Several hundred guests — including celebrities, leaders in health and finance and Washington movers and shakers — crowded into the Ronald Reagan Building and International Trade Center on Thursday for the awarding of AARP The Magazine's 2010 Inspire Awards.
“Tonight we have gathered together some truly exceptional people, whose perseverance and passion for their causes have paid off by improving people’s lives,” said Editor and AARP Vice President Nancy Perry Graham in her opening remarks. “Our honorees serve as proof of the power that each of us has to make the world a better place.”
The gala was presented by Platinum sponsor VITAS Innovative Hospice Care® and hosted by broadcast legend Jane Pauley, AARP’s “Your Life Calling” ambassador.

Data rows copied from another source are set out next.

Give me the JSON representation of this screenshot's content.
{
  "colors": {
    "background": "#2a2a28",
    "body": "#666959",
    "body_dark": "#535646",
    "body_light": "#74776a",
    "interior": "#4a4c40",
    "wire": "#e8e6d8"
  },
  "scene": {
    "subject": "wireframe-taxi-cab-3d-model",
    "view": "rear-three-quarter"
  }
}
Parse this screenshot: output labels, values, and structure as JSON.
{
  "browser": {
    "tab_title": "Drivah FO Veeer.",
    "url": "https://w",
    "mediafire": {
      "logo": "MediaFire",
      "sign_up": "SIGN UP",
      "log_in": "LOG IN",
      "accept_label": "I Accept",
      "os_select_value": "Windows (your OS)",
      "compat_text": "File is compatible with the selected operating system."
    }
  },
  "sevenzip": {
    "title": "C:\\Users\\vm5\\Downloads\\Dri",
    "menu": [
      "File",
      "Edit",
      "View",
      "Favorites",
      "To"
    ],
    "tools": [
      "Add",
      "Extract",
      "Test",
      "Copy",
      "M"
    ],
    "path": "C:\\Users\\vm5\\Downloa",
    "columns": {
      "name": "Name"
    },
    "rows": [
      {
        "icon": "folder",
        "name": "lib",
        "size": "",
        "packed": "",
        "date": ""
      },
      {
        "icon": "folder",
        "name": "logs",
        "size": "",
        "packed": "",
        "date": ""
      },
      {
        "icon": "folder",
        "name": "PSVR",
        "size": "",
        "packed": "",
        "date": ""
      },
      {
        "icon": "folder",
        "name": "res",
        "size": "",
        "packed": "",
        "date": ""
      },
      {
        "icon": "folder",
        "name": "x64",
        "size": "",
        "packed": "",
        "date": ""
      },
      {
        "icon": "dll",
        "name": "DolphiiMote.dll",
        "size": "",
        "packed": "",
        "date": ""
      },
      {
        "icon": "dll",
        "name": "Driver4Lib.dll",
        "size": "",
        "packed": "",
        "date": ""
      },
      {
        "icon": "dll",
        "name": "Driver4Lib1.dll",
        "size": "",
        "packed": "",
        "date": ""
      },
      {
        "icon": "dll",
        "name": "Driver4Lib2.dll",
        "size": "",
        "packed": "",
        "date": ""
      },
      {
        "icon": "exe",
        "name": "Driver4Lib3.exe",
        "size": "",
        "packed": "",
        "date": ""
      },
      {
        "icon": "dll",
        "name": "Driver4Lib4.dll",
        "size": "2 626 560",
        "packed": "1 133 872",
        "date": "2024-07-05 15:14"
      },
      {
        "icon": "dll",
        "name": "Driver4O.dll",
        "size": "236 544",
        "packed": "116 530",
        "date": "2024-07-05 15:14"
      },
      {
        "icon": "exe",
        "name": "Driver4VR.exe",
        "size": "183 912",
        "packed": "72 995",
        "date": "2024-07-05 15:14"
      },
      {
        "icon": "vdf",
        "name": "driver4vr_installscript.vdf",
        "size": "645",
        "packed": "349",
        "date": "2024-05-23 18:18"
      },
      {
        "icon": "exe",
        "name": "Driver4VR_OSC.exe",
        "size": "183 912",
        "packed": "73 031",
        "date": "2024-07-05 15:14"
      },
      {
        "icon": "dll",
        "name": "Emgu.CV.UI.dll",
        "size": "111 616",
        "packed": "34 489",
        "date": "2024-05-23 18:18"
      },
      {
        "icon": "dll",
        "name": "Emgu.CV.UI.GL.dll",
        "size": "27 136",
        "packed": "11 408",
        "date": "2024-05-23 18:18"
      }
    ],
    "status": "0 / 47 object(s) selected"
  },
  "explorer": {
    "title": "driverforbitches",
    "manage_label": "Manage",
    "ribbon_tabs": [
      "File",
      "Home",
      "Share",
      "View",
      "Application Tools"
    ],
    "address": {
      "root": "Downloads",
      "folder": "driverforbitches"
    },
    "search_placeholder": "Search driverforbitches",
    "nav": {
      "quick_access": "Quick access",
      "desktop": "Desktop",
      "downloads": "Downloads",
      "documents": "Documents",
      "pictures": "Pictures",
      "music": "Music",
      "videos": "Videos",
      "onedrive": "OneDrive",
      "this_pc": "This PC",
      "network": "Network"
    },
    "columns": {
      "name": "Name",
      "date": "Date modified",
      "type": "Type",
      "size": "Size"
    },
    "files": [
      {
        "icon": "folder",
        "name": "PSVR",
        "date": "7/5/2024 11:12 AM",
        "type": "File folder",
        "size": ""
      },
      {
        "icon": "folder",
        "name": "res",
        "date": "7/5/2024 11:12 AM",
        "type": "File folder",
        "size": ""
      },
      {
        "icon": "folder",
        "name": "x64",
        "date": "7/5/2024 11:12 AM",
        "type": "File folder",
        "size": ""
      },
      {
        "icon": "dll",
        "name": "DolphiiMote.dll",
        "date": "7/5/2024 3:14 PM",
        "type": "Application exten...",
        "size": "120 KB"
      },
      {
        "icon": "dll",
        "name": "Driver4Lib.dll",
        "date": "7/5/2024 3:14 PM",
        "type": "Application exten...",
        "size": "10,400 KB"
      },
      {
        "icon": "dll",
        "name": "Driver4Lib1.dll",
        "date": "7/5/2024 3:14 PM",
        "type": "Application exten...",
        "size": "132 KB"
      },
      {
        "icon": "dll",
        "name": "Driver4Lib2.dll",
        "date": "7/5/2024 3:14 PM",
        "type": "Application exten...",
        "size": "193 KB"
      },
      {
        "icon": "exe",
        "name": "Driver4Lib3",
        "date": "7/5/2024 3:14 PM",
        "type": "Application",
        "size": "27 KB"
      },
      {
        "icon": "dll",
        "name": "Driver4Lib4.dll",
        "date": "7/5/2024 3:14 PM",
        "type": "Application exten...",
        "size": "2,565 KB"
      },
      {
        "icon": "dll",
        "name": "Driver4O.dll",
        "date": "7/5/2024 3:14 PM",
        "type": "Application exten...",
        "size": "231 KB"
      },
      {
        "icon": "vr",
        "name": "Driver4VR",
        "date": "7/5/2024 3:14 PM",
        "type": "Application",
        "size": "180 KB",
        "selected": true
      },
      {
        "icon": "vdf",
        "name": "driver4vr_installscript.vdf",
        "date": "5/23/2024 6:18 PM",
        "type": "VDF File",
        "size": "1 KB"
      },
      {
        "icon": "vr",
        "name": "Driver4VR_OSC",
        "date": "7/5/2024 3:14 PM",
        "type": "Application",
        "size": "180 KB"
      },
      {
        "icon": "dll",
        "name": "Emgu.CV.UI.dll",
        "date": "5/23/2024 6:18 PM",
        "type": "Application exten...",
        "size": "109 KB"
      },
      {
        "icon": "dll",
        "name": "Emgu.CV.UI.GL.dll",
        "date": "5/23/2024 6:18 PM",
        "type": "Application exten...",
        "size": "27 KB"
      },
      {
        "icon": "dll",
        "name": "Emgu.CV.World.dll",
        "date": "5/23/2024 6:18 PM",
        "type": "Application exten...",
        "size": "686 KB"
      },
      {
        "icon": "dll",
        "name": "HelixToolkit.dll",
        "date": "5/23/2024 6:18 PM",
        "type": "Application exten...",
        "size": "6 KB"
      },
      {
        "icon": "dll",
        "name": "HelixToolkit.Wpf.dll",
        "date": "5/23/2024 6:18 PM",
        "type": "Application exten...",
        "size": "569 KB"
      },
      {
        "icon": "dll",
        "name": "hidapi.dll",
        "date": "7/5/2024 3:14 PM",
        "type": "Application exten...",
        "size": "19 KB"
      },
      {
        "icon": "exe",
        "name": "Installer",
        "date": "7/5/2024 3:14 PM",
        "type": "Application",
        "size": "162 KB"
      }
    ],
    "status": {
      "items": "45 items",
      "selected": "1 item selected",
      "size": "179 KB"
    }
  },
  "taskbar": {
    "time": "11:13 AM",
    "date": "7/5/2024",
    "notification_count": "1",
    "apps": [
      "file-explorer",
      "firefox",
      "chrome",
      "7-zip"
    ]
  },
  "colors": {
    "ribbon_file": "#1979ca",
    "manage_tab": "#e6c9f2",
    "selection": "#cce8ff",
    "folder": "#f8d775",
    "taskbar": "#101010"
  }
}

It kicked off at 6 p.m. with a star-studded red carpet that spotlighted all 10 people whose actions and charitable works earned one of this year’s awards.
This year's honorees include acclaimed poet Maya Angelou; actor-turned-educator Tony Danza; pancreatic cancer funding advocate Lisa Niemi Swayze; free clinic founder Pedro José Greer, M.D.; heart disease campaigners Joy Behar and Eve Behar Scotti; CARE USA CEO Helene Gayle, M.D.; stroke activist Henry Winkler; end-of-life counselor Sandy Chen Stokes; and Elizabeth Warren, special advisor for the Consumer Financial Protection Bureau.
“They inspire us,” said AARP CEO A. Barry Rand of the honorees. “They celebrate their humanity by making the lives of people around them better.”
Starting off the evening, Maya Angelou received AARP’s prestigious Andrus Award, which pays tribute to the legacy of AARP’s founder, Dr. Ethel Percy Andrus. This national award recognizes an individual who, like AARP’s founder, has generated positive social change in the world and whose work and achievements reflect AARP’s vision of engaging the experience and vitality of people over 50 to serve all generations.
As AARP Board Chair Phil Zarlengo and CEO Barry Rand presented the award to Angelou, Zarlengo called her “one of the great voices of contemporary literature and a remarkable Renaissance woman.” Angelou accepted her award with thanks to AARP — her “peers,” as she called the organization — for helping the world better appreciate the word “old.” Then, she read a poem written just for the occasion.
Subsequently, each honoree took to the stage and shared moving stories of the driving passion that keeps them motivated every day.
As Jane Pauley noted in her closing remarks, it was “truly an inspirational evening.”